Self-driving cars would be nowhere without HD maps
Self-driving vehicles may be loaded with sensors and artificial intelligence, but they're limited without a really good map.
Why it matters: High-definition maps are critical to the safe, wide-scale deployment of autonomous vehicles. More accurate than satellite-based GPS, they provide richly detailed models of the operating environment and important context to help AVs avoid mistakes.
Driving the news: A Tesla owner tweeted a video clip recently showing how his car's Autopilot system mistook a low-hanging moon for a yellow traffic light and kept telling the car to slow down.
While Tesla did not publicly address the reasons for the error, industry experts suggest Tesla's camera-based system was lacking important context.
"Even though a traffic light and the moon may resemble each other, a self-driving system should use a combination of contextual cues — including spatial, temporal and prior knowledge — to tell them apart," Deva Ramanan, principal scientist at self-driving tech competitor Argo AI explains in a blog post.
An HD map — along with redundant sensors like radar and lidar — can provide that missing context, Gartner Group mobility analyst Michael Ramsey tells Axios.
"It would know where there are traffic lights. The moon is not a yellow light because there are no traffic lights in this area," he said.
The big picture: Mapping is having a moment. Digital maps are getting more sophisticated, with breakthroughs enabling real-time navigation details for pedestrians, 3D geolocation for drones and augmented reality for gaming.
For autonomous vehicles, HD maps do more than just provide a high-def view of the world — they also enable a self-driving car to know precisely where it is, down to a few centimeters.

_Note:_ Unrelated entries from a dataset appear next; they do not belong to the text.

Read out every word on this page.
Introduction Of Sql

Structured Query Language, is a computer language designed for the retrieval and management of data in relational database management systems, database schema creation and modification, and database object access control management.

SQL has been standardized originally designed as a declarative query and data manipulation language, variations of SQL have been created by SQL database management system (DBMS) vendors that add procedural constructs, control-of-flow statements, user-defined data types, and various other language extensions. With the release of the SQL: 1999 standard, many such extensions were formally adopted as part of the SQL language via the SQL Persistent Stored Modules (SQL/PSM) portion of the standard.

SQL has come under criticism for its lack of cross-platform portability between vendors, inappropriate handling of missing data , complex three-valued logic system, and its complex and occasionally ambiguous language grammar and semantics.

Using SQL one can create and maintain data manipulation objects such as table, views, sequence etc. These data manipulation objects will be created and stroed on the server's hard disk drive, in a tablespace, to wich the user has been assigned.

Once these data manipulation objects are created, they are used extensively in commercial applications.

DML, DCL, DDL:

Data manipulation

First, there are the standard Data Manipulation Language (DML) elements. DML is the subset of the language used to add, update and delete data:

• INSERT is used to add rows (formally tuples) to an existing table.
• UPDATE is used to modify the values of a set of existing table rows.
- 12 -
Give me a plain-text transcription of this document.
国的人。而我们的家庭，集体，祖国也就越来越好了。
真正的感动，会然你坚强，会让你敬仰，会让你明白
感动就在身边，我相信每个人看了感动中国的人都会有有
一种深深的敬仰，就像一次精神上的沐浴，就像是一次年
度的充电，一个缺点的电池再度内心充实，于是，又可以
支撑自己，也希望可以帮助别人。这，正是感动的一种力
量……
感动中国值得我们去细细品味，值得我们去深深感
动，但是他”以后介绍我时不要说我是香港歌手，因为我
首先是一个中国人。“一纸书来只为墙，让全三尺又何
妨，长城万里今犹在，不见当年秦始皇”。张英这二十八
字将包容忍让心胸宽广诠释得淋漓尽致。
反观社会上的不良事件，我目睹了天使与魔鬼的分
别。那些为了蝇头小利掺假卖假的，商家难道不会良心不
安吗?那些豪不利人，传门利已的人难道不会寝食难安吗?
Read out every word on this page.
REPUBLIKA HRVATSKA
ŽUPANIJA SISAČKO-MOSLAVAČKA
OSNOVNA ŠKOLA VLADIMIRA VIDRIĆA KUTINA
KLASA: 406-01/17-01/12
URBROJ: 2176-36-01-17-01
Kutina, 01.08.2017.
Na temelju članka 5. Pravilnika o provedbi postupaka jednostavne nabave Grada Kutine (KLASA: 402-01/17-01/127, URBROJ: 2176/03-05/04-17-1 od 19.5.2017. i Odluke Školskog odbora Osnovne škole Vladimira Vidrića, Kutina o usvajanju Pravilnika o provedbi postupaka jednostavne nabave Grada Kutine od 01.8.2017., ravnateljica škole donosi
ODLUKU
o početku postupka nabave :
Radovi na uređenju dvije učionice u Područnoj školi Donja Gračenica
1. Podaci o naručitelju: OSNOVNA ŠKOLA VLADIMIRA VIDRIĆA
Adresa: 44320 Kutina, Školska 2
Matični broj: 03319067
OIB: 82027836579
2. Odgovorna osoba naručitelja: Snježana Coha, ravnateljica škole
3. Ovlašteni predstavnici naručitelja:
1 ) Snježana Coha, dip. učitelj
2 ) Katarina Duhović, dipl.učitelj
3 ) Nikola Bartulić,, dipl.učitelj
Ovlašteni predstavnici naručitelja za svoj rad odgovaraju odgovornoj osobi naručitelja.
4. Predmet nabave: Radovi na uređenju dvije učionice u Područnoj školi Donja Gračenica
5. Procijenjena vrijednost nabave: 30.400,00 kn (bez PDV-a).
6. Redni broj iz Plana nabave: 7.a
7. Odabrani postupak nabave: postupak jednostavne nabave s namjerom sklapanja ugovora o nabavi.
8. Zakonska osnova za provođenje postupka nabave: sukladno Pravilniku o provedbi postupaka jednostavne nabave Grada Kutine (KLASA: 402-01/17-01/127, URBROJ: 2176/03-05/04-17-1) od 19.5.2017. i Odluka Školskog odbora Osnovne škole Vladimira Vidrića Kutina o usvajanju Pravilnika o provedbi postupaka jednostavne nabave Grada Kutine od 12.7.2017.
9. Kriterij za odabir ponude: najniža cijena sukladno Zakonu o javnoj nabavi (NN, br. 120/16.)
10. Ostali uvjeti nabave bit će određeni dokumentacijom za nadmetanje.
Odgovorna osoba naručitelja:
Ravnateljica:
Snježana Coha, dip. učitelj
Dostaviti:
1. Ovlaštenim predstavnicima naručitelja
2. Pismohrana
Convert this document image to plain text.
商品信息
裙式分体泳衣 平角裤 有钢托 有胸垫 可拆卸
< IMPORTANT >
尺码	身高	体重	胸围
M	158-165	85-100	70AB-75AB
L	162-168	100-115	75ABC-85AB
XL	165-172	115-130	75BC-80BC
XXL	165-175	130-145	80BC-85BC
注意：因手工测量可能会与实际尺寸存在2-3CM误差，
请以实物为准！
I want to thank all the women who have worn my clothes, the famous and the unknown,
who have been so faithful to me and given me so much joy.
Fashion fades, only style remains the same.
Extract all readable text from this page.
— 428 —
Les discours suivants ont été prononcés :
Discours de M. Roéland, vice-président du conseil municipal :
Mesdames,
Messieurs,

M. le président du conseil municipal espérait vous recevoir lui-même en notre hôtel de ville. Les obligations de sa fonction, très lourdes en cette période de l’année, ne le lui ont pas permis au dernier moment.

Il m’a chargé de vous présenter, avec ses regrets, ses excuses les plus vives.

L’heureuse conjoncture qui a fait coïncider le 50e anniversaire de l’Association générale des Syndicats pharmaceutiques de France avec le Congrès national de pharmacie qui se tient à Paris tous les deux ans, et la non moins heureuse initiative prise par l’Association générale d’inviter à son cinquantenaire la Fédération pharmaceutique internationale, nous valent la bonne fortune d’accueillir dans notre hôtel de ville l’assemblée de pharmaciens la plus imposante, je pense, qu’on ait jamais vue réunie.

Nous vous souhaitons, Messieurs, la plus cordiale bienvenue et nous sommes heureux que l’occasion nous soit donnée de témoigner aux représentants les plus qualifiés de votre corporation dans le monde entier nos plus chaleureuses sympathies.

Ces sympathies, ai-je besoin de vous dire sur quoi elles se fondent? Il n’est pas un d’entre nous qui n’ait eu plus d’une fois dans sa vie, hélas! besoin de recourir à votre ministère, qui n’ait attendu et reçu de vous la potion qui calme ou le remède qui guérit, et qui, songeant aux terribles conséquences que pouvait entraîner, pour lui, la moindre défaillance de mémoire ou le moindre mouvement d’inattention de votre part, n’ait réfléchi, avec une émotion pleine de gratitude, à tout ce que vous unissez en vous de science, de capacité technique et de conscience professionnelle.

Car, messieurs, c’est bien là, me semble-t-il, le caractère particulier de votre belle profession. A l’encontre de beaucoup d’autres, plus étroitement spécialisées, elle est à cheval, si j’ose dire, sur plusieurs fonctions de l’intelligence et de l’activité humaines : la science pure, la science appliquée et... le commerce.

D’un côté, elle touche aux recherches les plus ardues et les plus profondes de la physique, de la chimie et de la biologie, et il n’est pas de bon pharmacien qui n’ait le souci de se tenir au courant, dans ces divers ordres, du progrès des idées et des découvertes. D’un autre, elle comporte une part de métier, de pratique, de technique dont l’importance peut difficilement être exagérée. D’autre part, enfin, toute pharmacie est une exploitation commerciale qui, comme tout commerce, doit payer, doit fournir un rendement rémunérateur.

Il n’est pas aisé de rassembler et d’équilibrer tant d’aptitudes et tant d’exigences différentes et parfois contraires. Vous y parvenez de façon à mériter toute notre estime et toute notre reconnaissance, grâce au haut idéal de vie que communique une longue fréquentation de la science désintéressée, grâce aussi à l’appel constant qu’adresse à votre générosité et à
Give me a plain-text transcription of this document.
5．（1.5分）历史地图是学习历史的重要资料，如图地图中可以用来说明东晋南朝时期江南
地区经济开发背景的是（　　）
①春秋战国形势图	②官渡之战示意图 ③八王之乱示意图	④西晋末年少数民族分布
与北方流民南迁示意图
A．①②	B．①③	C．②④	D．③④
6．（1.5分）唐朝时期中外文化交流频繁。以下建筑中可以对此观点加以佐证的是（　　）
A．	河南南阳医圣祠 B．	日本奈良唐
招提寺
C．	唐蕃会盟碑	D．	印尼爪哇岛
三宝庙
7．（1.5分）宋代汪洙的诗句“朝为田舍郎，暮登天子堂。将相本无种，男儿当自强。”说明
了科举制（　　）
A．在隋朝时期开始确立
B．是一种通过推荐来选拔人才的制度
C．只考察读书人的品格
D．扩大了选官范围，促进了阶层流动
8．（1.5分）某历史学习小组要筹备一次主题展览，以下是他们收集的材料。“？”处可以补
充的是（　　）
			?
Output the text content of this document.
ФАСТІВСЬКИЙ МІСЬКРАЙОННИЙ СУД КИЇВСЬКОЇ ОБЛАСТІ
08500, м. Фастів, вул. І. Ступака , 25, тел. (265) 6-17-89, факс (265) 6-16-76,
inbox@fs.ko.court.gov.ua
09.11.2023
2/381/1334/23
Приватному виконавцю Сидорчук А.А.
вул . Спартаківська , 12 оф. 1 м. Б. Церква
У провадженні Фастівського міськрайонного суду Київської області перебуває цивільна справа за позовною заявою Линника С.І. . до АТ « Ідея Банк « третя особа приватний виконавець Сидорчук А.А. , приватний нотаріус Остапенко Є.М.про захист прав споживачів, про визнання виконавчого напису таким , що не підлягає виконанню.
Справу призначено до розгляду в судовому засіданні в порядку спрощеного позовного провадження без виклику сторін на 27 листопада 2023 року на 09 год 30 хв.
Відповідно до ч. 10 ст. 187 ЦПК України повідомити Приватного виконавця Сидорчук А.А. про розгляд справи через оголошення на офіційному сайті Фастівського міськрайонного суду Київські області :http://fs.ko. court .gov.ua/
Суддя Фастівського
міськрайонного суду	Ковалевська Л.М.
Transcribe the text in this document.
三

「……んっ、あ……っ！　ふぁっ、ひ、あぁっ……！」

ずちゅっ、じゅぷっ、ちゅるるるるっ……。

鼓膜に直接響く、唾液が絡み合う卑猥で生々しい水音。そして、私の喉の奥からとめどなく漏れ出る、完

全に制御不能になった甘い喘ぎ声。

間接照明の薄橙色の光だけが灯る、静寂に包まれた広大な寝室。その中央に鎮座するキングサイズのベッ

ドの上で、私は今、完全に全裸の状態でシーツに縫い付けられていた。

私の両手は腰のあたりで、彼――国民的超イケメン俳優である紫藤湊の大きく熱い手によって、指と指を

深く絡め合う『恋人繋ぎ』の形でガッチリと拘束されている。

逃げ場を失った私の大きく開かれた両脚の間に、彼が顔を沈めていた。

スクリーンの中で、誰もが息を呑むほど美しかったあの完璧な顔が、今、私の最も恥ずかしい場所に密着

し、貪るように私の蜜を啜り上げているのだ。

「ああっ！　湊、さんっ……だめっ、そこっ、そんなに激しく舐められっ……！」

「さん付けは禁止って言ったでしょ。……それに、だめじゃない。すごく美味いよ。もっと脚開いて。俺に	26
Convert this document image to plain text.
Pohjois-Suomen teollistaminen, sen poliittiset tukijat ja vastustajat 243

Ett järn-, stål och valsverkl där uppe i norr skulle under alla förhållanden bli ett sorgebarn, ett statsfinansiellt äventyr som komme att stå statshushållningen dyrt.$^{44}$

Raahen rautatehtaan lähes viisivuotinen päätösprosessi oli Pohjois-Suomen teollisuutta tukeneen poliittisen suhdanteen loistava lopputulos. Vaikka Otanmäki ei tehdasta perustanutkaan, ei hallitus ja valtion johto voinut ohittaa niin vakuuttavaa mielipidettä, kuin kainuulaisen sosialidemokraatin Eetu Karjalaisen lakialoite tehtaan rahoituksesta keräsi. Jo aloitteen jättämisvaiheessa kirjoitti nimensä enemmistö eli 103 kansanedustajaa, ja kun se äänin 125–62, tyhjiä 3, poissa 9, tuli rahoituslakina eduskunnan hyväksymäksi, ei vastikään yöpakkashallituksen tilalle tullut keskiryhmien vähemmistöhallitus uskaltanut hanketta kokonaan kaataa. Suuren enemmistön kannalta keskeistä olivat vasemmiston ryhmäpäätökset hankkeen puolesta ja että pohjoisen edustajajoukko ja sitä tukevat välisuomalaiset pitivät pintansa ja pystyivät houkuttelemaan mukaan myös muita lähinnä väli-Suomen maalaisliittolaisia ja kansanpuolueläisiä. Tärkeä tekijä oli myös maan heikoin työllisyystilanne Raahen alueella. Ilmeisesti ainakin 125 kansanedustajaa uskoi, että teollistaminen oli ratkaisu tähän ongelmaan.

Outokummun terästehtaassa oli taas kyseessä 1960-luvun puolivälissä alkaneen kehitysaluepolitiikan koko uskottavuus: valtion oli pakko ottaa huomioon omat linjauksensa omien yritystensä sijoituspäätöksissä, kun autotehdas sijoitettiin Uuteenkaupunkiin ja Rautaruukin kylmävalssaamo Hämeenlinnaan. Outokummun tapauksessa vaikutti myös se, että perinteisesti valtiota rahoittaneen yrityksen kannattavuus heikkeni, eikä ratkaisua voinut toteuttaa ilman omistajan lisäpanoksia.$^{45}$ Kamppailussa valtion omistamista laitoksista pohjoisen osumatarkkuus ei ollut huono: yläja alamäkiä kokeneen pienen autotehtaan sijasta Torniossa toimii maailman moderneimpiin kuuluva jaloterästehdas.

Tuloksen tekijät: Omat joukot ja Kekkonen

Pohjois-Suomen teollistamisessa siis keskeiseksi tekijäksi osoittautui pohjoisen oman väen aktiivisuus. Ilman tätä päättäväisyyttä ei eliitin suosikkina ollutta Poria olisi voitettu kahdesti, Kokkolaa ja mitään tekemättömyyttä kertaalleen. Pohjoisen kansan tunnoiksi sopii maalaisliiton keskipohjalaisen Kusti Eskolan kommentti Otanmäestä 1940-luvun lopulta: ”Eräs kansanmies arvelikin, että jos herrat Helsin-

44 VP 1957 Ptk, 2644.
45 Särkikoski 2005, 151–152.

Between the lines: Most AV developers get to know a test city the same way any new resident does: by driving around.
They spend a few weeks manually driving their test cars in complex urban environments, collecting sensor data and annotating everything about the streetscape, from signs and lane markings to crosswalks and speed limits.
This allows a test vehicle to later compare what it observes in real-time with the detailed 3D map, and decide how to react.
Developers can even program insights about local driving behaviors into their digital maps. AVs can be instructed to drive below the speed limit on a certain stretch, for example, or to stop beyond the line for better visibility at a challenging intersection.
Developers can repeat that map-making process city by city.
The intrigue: Intel-owned Mobileye, which makes technology for assisted-driving systems, has a unique, crowd-sourced approach to mapping that experts say could one day provide an advantage.
Its camera-based software chips are already installed on 88 million cars worldwide, and through agreements with six global automakers — including Nissan, Volkswagen and BMW — many of those cars collect and share data about their environment as they are being driven, allowing Mobileye to continually update its maps.
With better mapping, Mobileye will be able to more rapidly scale AVs across multiple cities, CEO Amnon Shashua tells Axios.
Yes, but: Mobileye, which recently started testing AVs in New York, still has a long way to go with its self-driving technology, notes Ramsey.
The bottom line: With HD maps, though, at least they know where they're headed.